Mark Schappel - Benchmark
Analyst
Okay, thank you. And then with respect to Corticon, I realize that Corticon revenue is relatively small compared to the rest of the products, but Phil, could you just review one more time what it was with Corticon that didn't meet expectation?
Phil Pead
Management
Yeah, we actually moved to a different go-to market, Mark, that we've discussed, I think we definitely discussed it at the Investor Day and talked about it subsequent to that, where we're going to be using a much more of a channel approach for Corticon rather than a direct enterprise sales approach. And we've made really good progress. This is, you know, it takes a while to build channel relationships, and while again we estimated that that would be the case, taken a little longer than we expected because we got to build the relationships, then we have to build the pipeline, and we don't always control the timing of that and the opportunities, and we always try and estimate what that would be, and we didn't exactly match [ph] it up in Q1. But we're very encouraged by the relationships we build, the pipelines that we have.

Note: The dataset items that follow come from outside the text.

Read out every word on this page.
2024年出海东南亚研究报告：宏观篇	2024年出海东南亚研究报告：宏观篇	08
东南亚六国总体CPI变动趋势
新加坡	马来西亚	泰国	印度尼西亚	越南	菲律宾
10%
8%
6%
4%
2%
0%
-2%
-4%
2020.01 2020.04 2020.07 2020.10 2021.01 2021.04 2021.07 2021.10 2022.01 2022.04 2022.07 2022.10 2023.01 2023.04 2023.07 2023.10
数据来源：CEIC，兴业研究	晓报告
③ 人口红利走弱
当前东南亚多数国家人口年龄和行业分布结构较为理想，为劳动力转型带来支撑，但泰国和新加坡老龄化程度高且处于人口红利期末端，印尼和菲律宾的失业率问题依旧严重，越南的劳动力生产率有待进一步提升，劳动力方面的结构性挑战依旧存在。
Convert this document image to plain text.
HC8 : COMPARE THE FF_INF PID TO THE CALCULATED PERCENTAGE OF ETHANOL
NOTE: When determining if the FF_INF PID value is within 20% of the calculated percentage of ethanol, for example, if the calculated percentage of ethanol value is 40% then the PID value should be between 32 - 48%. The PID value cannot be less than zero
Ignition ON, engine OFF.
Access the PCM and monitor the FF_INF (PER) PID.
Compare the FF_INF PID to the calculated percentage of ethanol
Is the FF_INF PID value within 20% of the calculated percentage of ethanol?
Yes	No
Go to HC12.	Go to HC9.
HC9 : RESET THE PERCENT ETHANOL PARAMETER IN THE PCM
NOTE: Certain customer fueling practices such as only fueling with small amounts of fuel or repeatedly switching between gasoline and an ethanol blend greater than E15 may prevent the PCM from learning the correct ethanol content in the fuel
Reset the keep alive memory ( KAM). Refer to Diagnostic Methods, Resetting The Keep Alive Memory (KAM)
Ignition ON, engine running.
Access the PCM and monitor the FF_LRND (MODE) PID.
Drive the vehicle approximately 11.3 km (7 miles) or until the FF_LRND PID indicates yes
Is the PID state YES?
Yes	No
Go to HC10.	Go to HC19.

And especially in some of our regional areas like EMEA and Latin America, we think there's some opportunities there for us to realize some nice deals, particularly as we move towards the second half of the year, which is why we're bullish on the growth that we see for the second half of 2016.
Mark Schappel - Benchmark
Analyst
Okay, thank you.
Phil Pead
Management
You're welcome.
Operator
Operator
And this concludes today's question-and-answer session. At this time I will turn the conference back to Mr. Brian Flanagan for any additional or closing remarks.
Brian Flanagan
Management
Thank you all for joining the call today. As a reminder, we plan on releasing financial results for our fiscal second quarter of 2016 on Wednesday, June 29, 2016, after the financial markets close, and holding the conference call the same day at 5:00 p.m. Eastern Time. We look forward to speaking with you again soon. Have a good day.
Operator
Operator
And this does conclude today's conference. We thank you for your participation. You may now disconnect.